The Temporal approach to i18n is architecturally the cleanest — locale data comes from the platform rather than a library dependency, so it is always current and never adds to your bundle size. The practical advantage of date-fns's approach is that format strings remain familiar (MMMM d, yyyy) while allowing per-locale name localization. Temporal's toLocaleString options follow the Intl.DateTimeFormat option syntax, which is more verbose but also more precise about which calendar system and numbering system to use.


Testing Date-Dependent Code

Code that depends on the current date is notoriously difficult to test reliably. Tests that pass today may fail tomorrow if they hardcode an assertion about "now." The three libraries handle testability differently.

date-fns functions accept a Date object as input, which makes them straightforward to test with fixed dates — just pass a known new Date('2026-03-09T12:00:00Z') instead of new Date(). The challenge is code that calls new Date() internally. The standard solution is to abstract the "current time" source so tests can substitute a fixed value:

// Instead of calling new Date() directly in business logic
function getUpcomingDeadlines(tasks: Task[]): Task[] {
  const now = new Date(); // hard to test
  return tasks.filter(t => isAfter(t.deadline, now));
}

// Accept the current time as a parameter — testable
function getUpcomingDeadlines(tasks: Task[], now = new Date()): Task[] {
  return tasks.filter(t => isAfter(t.deadline, now));
}

// In tests: pass a fixed date
const testNow = new Date('2026-03-09T00:00:00Z');
const results = getUpcomingDeadlines(tasks, testNow);

This pattern — passing "now" as a parameter with a default of new Date() — is idiomatic for date-fns-based code. It requires no mocking framework and no special test setup.
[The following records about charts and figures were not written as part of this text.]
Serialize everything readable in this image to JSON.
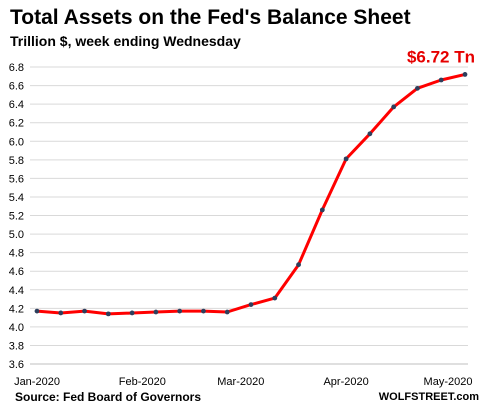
{
  "title": "Total Assets on the Fed's Balance Sheet",
  "subtitle": "Trillion $, week ending Wednesday",
  "source": "Source: Fed Board of Governors",
  "credit": "WOLFSTREET.com",
  "colors": {
    "line": "#ff0000",
    "marker": "#2e3f5c",
    "grid": "#d9d9d9",
    "annotation": "#e60000"
  },
  "chart_data": {
    "type": "line",
    "title": "Total Assets on the Fed's Balance Sheet",
    "subtitle": "Trillion $, week ending Wednesday",
    "xlabel": "",
    "ylabel": "",
    "ylim": [
      3.6,
      6.8
    ],
    "yticks": [
      3.6,
      3.8,
      4.0,
      4.2,
      4.4,
      4.6,
      4.8,
      5.0,
      5.2,
      5.4,
      5.6,
      5.8,
      6.0,
      6.2,
      6.4,
      6.6,
      6.8
    ],
    "xticks": [
      "Jan-2020",
      "Feb-2020",
      "Mar-2020",
      "Apr-2020",
      "May-2020"
    ],
    "grid": "horizontal",
    "legend": "none",
    "x": [
      "2020-01-01",
      "2020-01-08",
      "2020-01-15",
      "2020-01-22",
      "2020-01-29",
      "2020-02-05",
      "2020-02-12",
      "2020-02-19",
      "2020-02-26",
      "2020-03-04",
      "2020-03-11",
      "2020-03-18",
      "2020-03-25",
      "2020-04-01",
      "2020-04-08",
      "2020-04-15",
      "2020-04-22",
      "2020-04-29",
      "2020-05-06"
    ],
    "series": [
      {
        "values": [
          4.17,
          4.15,
          4.17,
          4.14,
          4.15,
          4.16,
          4.17,
          4.17,
          4.16,
          4.24,
          4.31,
          4.67,
          5.26,
          5.81,
          6.08,
          6.37,
          6.57,
          6.66,
          6.72
        ]
      }
    ],
    "annotation": {
      "text": "$6.72 Tn",
      "point_index": 18
    }
  }
}
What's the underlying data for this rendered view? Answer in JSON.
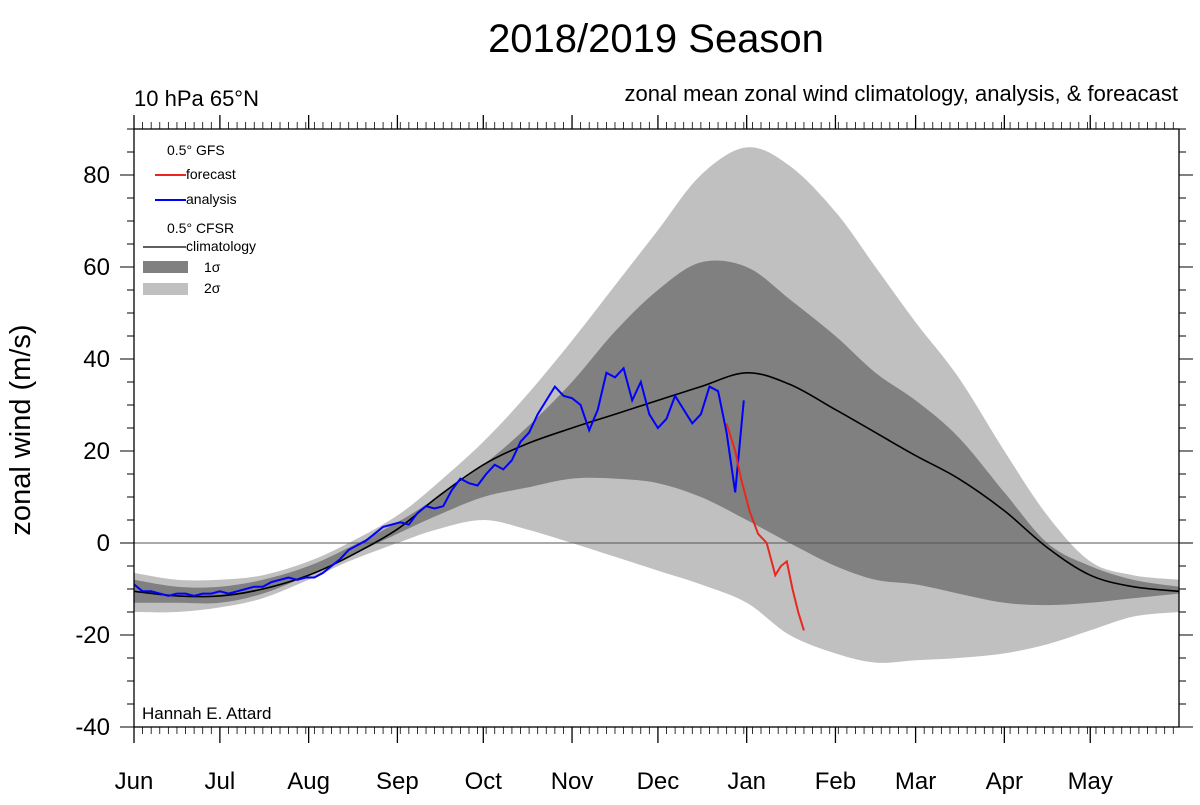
{
  "chart_data": {
    "type": "area",
    "title": "2018/2019 Season",
    "subtitle_left": "10 hPa 65°N",
    "subtitle_right": "zonal mean zonal wind climatology, analysis, & foreacast",
    "ylabel": "zonal wind (m/s)",
    "xlabel": "",
    "ylim": [
      -40,
      90
    ],
    "yticks": [
      80,
      60,
      40,
      20,
      0,
      -20,
      -40
    ],
    "xlim": [
      0,
      365
    ],
    "months": [
      {
        "label": "Jun",
        "day": 0
      },
      {
        "label": "Jul",
        "day": 30
      },
      {
        "label": "Aug",
        "day": 61
      },
      {
        "label": "Sep",
        "day": 92
      },
      {
        "label": "Oct",
        "day": 122
      },
      {
        "label": "Nov",
        "day": 153
      },
      {
        "label": "Dec",
        "day": 183
      },
      {
        "label": "Jan",
        "day": 214
      },
      {
        "label": "Feb",
        "day": 245
      },
      {
        "label": "Mar",
        "day": 273
      },
      {
        "label": "Apr",
        "day": 304
      },
      {
        "label": "May",
        "day": 334
      }
    ],
    "legend": {
      "gfs_header": "0.5° GFS",
      "forecast": "forecast",
      "analysis": "analysis",
      "cfsr_header": "0.5° CFSR",
      "climatology": "climatology",
      "sigma1": "1σ",
      "sigma2": "2σ"
    },
    "credit": "Hannah E. Attard",
    "colors": {
      "band2": "#c0c0c0",
      "band1": "#808080",
      "climatology": "#000000",
      "analysis": "#0000ff",
      "forecast": "#e8281e",
      "zero_line": "#555555"
    },
    "band_days": [
      0,
      15,
      30,
      45,
      61,
      75,
      92,
      106,
      122,
      137,
      153,
      168,
      183,
      198,
      214,
      229,
      245,
      259,
      273,
      288,
      304,
      319,
      334,
      349,
      365
    ],
    "band2_upper": [
      -6.5,
      -8,
      -8,
      -7,
      -4,
      0,
      6,
      13,
      22,
      32,
      44,
      56,
      68,
      80,
      86,
      82,
      72,
      60,
      48,
      36,
      20,
      6,
      -4,
      -7,
      -8
    ],
    "band1_upper": [
      -8,
      -9.5,
      -9.5,
      -8,
      -5,
      -1,
      4.5,
      10,
      17,
      25,
      35,
      46,
      55,
      61,
      60,
      53,
      45,
      37,
      31,
      23,
      11,
      0,
      -5,
      -8,
      -9.5
    ],
    "band1_lower": [
      -13,
      -13,
      -13,
      -11,
      -7,
      -3,
      2,
      6,
      10,
      12,
      14,
      14,
      13,
      10,
      5,
      0,
      -5,
      -8,
      -9,
      -11,
      -13,
      -13.5,
      -13,
      -12,
      -11
    ],
    "band2_lower": [
      -15,
      -15,
      -14,
      -12,
      -8,
      -4,
      0,
      3,
      5,
      3,
      0,
      -3,
      -6,
      -9,
      -13,
      -20,
      -24,
      -26,
      -25.5,
      -25,
      -24,
      -22,
      -19,
      -16,
      -15
    ],
    "climatology_days": [
      0,
      15,
      30,
      45,
      61,
      75,
      92,
      106,
      122,
      137,
      153,
      168,
      183,
      198,
      214,
      229,
      245,
      259,
      273,
      288,
      304,
      319,
      334,
      349,
      365
    ],
    "climatology": [
      -10.5,
      -11.5,
      -11.5,
      -10,
      -7,
      -3,
      3,
      10,
      17,
      21.5,
      25,
      28,
      31,
      34,
      37,
      34.5,
      29,
      24,
      19,
      14,
      7,
      -1,
      -7,
      -9.5,
      -10.5
    ],
    "analysis_days": [
      0,
      3,
      6,
      9,
      12,
      15,
      18,
      21,
      24,
      27,
      30,
      33,
      36,
      39,
      42,
      45,
      48,
      51,
      54,
      57,
      60,
      63,
      66,
      69,
      72,
      75,
      78,
      81,
      84,
      87,
      90,
      93,
      96,
      99,
      102,
      105,
      108,
      111,
      114,
      117,
      120,
      123,
      126,
      129,
      132,
      135,
      138,
      141,
      144,
      147,
      150,
      153,
      156,
      159,
      162,
      165,
      168,
      171,
      174,
      177,
      180,
      183,
      186,
      189,
      192,
      195,
      198,
      201,
      204,
      207,
      210,
      213
    ],
    "analysis": [
      -9,
      -10.5,
      -10.5,
      -11,
      -11.5,
      -11,
      -11,
      -11.5,
      -11,
      -11,
      -10.5,
      -11,
      -10.5,
      -10,
      -9.5,
      -9.5,
      -8.5,
      -8,
      -7.5,
      -8,
      -7.5,
      -7.5,
      -6.5,
      -5,
      -3.5,
      -1.5,
      -0.5,
      0.5,
      2,
      3.5,
      4,
      4.5,
      4,
      6.5,
      8,
      7.5,
      8,
      11.5,
      14,
      13,
      12.5,
      15,
      17,
      16,
      18,
      22,
      24,
      28,
      31,
      34,
      32,
      31.5,
      30,
      24.5,
      29,
      37,
      36,
      38,
      31,
      35,
      28,
      25,
      27,
      32,
      29,
      26,
      28,
      34,
      33,
      24,
      11,
      31
    ],
    "forecast_days": [
      207,
      210,
      212,
      215,
      218,
      221,
      224,
      226,
      228,
      230,
      232,
      234
    ],
    "forecast": [
      26,
      20,
      14,
      7,
      2,
      0,
      -7,
      -5,
      -4,
      -10,
      -15,
      -19
    ]
  }
}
Day.js's global dayjs() call is slightly harder to control in tests. The dayjs function itself reads system time. The common approach is to use vitest's vi.setSystemTime() or Jest's jest.useFakeTimers() to freeze the system clock for the duration of a test:

import { vi, describe, it, beforeEach, afterEach } from 'vitest';

describe('deadline calculation', () => {
  beforeEach(() => {
    vi.useFakeTimers();
    vi.setSystemTime(new Date('2026-03-09T12:00:00Z'));
  });

  afterEach(() => {
    vi.useRealTimers();
  });

  it('returns tasks due after now', () => {
    const tasks = [{ deadline: '2026-03-10' }, { deadline: '2026-03-08' }];
    const upcoming = getUpcomingDeadlines(tasks);
    expect(upcoming).toHaveLength(1);
  });
});

The Temporal polyfill respects fake timers in both Vitest and Jest when Temporal.Now is used — vi.setSystemTime() affects Temporal.Now.instant() and Temporal.Now.zonedDateTimeISO(). This makes Temporal-based code as testable as Day.js, without requiring the parameter-passing pattern. For new codebases using Temporal, the convenience of Temporal.Now with fake timer support is a meaningful testing ergonomics advantage.